故宮博物院

というわけで、終わって翌日、故宮博物院へ行ってきました。宿からバス一本でいける場所だったのは幸運。そんでもすぐには出られないで、結局午後からになりました&半日では案の定回り切れませんでした。しかも飲茶やなんかで都合1時間くらい使ってるし>自分

昨年リニューアル開館して、いまはほぼすべての展示室が開いています。一日では回り切れないなと判断して、青銅器・陶磁器・書画に絞りましたが、書画はあまり出ていないのであった。特別展示で朱熹周易を臨書したというなかなかめずらかなものを見られたのはよかったです。朱子学というとなにかとても型にはまったような気がしてしまうのですが、書自体は非常に雄渾な、また闊達な、気迫あふれる造形でありました。ん、でも、それでいながら丁寧に書いている趣はあったな。殷の青銅器や北宋汝窯などの定番もさはさりながら、明中期のアラビア文字を取り込んだ(皇帝がムスリムを信仰したとか)陶磁器の意匠など、珍しいものが見られたのも面白かったです。

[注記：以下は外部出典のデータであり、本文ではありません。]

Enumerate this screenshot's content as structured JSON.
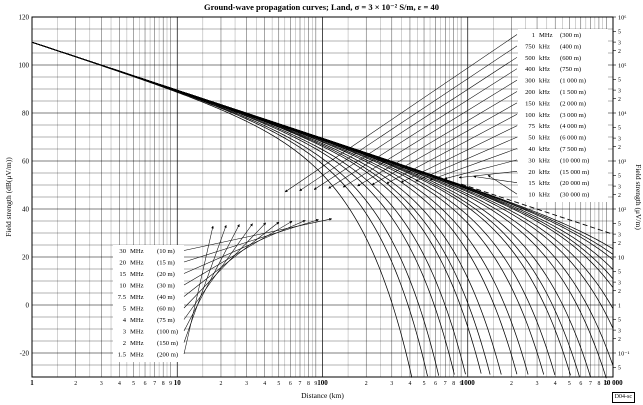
{
  "chart_data": {
    "type": "line",
    "title": "Ground-wave propagation curves; Land, σ = 3 × 10⁻² S/m, ε = 40",
    "xlabel": "Distance (km)",
    "ylabel": "Field strength (dB(μV/m))",
    "y2label": "Field strength (μV/m)",
    "x_scale": "log",
    "xlim": [
      1,
      10000
    ],
    "ylim": [
      -30,
      120
    ],
    "x_tick_labels": [
      {
        "value": 1,
        "label": "1"
      },
      {
        "value": 2,
        "label": "2"
      },
      {
        "value": 3,
        "label": "3"
      },
      {
        "value": 4,
        "label": "4"
      },
      {
        "value": 5,
        "label": "5"
      },
      {
        "value": 6,
        "label": "6"
      },
      {
        "value": 7,
        "label": "7"
      },
      {
        "value": 8,
        "label": "8"
      },
      {
        "value": 9,
        "label": "9"
      },
      {
        "value": 10,
        "label": "10"
      },
      {
        "value": 20,
        "label": "2"
      },
      {
        "value": 30,
        "label": "3"
      },
      {
        "value": 40,
        "label": "4"
      },
      {
        "value": 50,
        "label": "5"
      },
      {
        "value": 60,
        "label": "6"
      },
      {
        "value": 70,
        "label": "7"
      },
      {
        "value": 80,
        "label": "8"
      },
      {
        "value": 90,
        "label": "9"
      },
      {
        "value": 100,
        "label": "100"
      },
      {
        "value": 200,
        "label": "2"
      },
      {
        "value": 300,
        "label": "3"
      },
      {
        "value": 400,
        "label": "4"
      },
      {
        "value": 500,
        "label": "5"
      },
      {
        "value": 600,
        "label": "6"
      },
      {
        "value": 700,
        "label": "7"
      },
      {
        "value": 800,
        "label": "8"
      },
      {
        "value": 900,
        "label": "9"
      },
      {
        "value": 1000,
        "label": "1000"
      },
      {
        "value": 2000,
        "label": "2"
      },
      {
        "value": 3000,
        "label": "3"
      },
      {
        "value": 4000,
        "label": "4"
      },
      {
        "value": 5000,
        "label": "5"
      },
      {
        "value": 6000,
        "label": "6"
      },
      {
        "value": 7000,
        "label": "7"
      },
      {
        "value": 8000,
        "label": "8"
      },
      {
        "value": 9000,
        "label": "9"
      },
      {
        "value": 10000,
        "label": "10 000"
      }
    ],
    "y_ticks": [
      -20,
      0,
      20,
      40,
      60,
      80,
      100,
      120
    ],
    "right_axis_ticks": [
      {
        "db": 120,
        "label": "10⁶"
      },
      {
        "db": 113.98,
        "label": "5"
      },
      {
        "db": 109.54,
        "label": "3"
      },
      {
        "db": 106.02,
        "label": "2"
      },
      {
        "db": 100,
        "label": "10⁵"
      },
      {
        "db": 93.98,
        "label": "5"
      },
      {
        "db": 89.54,
        "label": "3"
      },
      {
        "db": 86.02,
        "label": "2"
      },
      {
        "db": 80,
        "label": "10⁴"
      },
      {
        "db": 73.98,
        "label": "5"
      },
      {
        "db": 69.54,
        "label": "3"
      },
      {
        "db": 66.02,
        "label": "2"
      },
      {
        "db": 60,
        "label": "10³"
      },
      {
        "db": 53.98,
        "label": "5"
      },
      {
        "db": 49.54,
        "label": "3"
      },
      {
        "db": 46.02,
        "label": "2"
      },
      {
        "db": 40,
        "label": "10²"
      },
      {
        "db": 33.98,
        "label": "5"
      },
      {
        "db": 29.54,
        "label": "3"
      },
      {
        "db": 26.02,
        "label": "2"
      },
      {
        "db": 20,
        "label": "10"
      },
      {
        "db": 13.98,
        "label": "5"
      },
      {
        "db": 9.54,
        "label": "3"
      },
      {
        "db": 6.02,
        "label": "2"
      },
      {
        "db": 0,
        "label": "1"
      },
      {
        "db": -6.02,
        "label": "5"
      },
      {
        "db": -10.46,
        "label": "3"
      },
      {
        "db": -13.98,
        "label": "2"
      },
      {
        "db": -20,
        "label": "10⁻¹"
      },
      {
        "db": -26.02,
        "label": "5"
      }
    ],
    "grid": true,
    "legend_upper": [
      {
        "freq": "1",
        "unit": "MHz",
        "wavelength": "(300 m)"
      },
      {
        "freq": "750",
        "unit": "kHz",
        "wavelength": "(400 m)"
      },
      {
        "freq": "500",
        "unit": "kHz",
        "wavelength": "(600 m)"
      },
      {
        "freq": "400",
        "unit": "kHz",
        "wavelength": "(750 m)"
      },
      {
        "freq": "300",
        "unit": "kHz",
        "wavelength": "(1 000 m)"
      },
      {
        "freq": "200",
        "unit": "kHz",
        "wavelength": "(1 500 m)"
      },
      {
        "freq": "150",
        "unit": "kHz",
        "wavelength": "(2 000 m)"
      },
      {
        "freq": "100",
        "unit": "kHz",
        "wavelength": "(3 000 m)"
      },
      {
        "freq": "75",
        "unit": "kHz",
        "wavelength": "(4 000 m)"
      },
      {
        "freq": "50",
        "unit": "kHz",
        "wavelength": "(6 000 m)"
      },
      {
        "freq": "40",
        "unit": "kHz",
        "wavelength": "(7 500 m)"
      },
      {
        "freq": "30",
        "unit": "kHz",
        "wavelength": "(10 000 m)"
      },
      {
        "freq": "20",
        "unit": "kHz",
        "wavelength": "(15 000 m)"
      },
      {
        "freq": "15",
        "unit": "kHz",
        "wavelength": "(20 000 m)"
      },
      {
        "freq": "10",
        "unit": "kHz",
        "wavelength": "(30 000 m)"
      }
    ],
    "legend_lower": [
      {
        "freq": "30",
        "unit": "MHz",
        "wavelength": "(10 m)"
      },
      {
        "freq": "20",
        "unit": "MHz",
        "wavelength": "(15 m)"
      },
      {
        "freq": "15",
        "unit": "MHz",
        "wavelength": "(20 m)"
      },
      {
        "freq": "10",
        "unit": "MHz",
        "wavelength": "(30 m)"
      },
      {
        "freq": "7.5",
        "unit": "MHz",
        "wavelength": "(40 m)"
      },
      {
        "freq": "5",
        "unit": "MHz",
        "wavelength": "(60 m)"
      },
      {
        "freq": "4",
        "unit": "MHz",
        "wavelength": "(75 m)"
      },
      {
        "freq": "3",
        "unit": "MHz",
        "wavelength": "(100 m)"
      },
      {
        "freq": "2",
        "unit": "MHz",
        "wavelength": "(150 m)"
      },
      {
        "freq": "1.5",
        "unit": "MHz",
        "wavelength": "(200 m)"
      }
    ],
    "inverse_distance_line": {
      "x": [
        1,
        10000
      ],
      "y": [
        109.5,
        29.5
      ]
    },
    "curves_mhz": [
      0.01,
      0.015,
      0.02,
      0.03,
      0.04,
      0.05,
      0.075,
      0.1,
      0.15,
      0.2,
      0.3,
      0.4,
      0.5,
      0.75,
      1,
      1.5,
      2,
      3,
      4,
      5,
      7.5,
      10,
      15,
      20,
      30
    ]
  },
  "figure_tag": "D04-sc"
}
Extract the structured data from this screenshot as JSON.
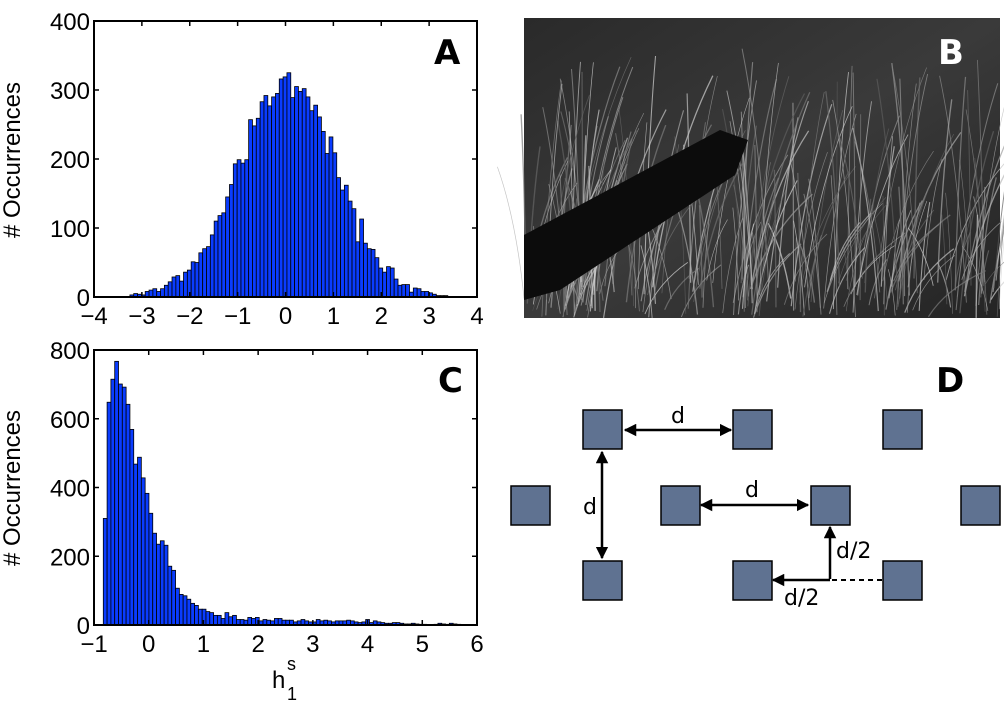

展示をみていると、日本ではさほど好まれない琺瑯などの技巧的な作品に人気があるようなのが、面白いとおもった。

あと、これはよくいわれることですが、住友コレクションや安田コレクションってたしかに故宮のコレクションに見劣りしませんね。どんだけ良品が流出しているのか空恐ろしいものがあります&たぶん北京の故宮博物院がそうであったように、「知られざる名品」というのがあの国にはごっちゃりあったんでしょうね。中国四千年おそるべきかな。

名前の通り美術館の外見は故宮のレプリカで、それもご丁寧に向かいの山に同じ仕様の楼閣がおそらくは景観のためだけに作ってあったりで、さすがに国民党のショーケースとして作られたという感はいなめませんでした。4Fのレストランで山並みを見下ろしながら飲茶をするのはなかなかよい気分なのですが、この高所からの視線の悦楽といういわば論理以前の快感が、ナショナリズムと無批判に結びつくのは怖いと思った。ここだけでなく、本来は台湾のものかどうか疑わしい「中華文化」の伝統と快適さが政権の正当性に媒介なく接続してくる、そういう誘導があるように思います。というより、中華文明が台湾にとってはつい数百年前までは完全な外部であり、その後も台湾は周辺でしかなかった(化外之地とまでいわれていた)ということへの眼差しは、改築後の故宮博物院にもありません。あくまでも中華文明の美術工芸の粋を称揚する域を出ていない。若干考古歴史展示もあるんですが、それもあくまで大陸の歴史です。そのような、いわば無媒介な接続が民主化されたいまでも国家的事業として営まれるということにはすこし昏い気持ちが致します。いまの故宮博物院だけでなく、台湾全体に公共の場での露骨な政治宣伝はないようなのですが、だからといっておのがナショナリズムについて十分に意識的な批判がなされているかは別の問題でしょうし、また巧妙に隠蔽されているのかもしれません。まあ、勃興期にある国というのは、そういうものなのかもしれませんが。

庭が3つあるのですが、全部は見学できず。館にいちばん近い庭だけ訪れました。蘭亭を復元したということで、そういわれるとなにやらゆかしい気もいたしますが、しかしレプリカであることに変わりなく、亡命政権の悲哀ということも少し考えさせられました。悲哀っても国民党政権が殺害した政治犯は40年で都合4万人ともいわれてるそうなんでけどね。そういや蘭亭といいじょう、王羲之の書をみてこなかったような(同じ時期にいった友人によると、ひとつ出ていたそうなのですが。むーん。)…… orz

特別展示には、コンピュータやビデオを使ったインタラクティブな視聴覚教材もあり、年少者にも配慮した展示であると感じました。もう少しインタラクティブな要素、触れる展示など増えてもいいようにおもいますが、この点では日本よりさらに一歩北米の美術館に近いようにも思います*1。日本の美術館では比較的多い、糸底をみせる展示に乏しいのは、あれは糸底みるというのが茶の趣味から来てることにもよるんでしょうか。故宮でもまったくないわけではなくて、記年銘をみせるために写真を出してある場合もあるのですが、糸底を鑑賞する、というのではなかったようにも思います。やはり高麗趣味というのは、日本の文化なのだなと、改めて感じました。

故宮は3ヶ月おきに展示がえをするそうですので、秋になったらまた行きたいと思ってます。

*1:ヨーロッパは触れるところはあまり多くないし、視聴覚設備の導入もそんなに一般的でもない。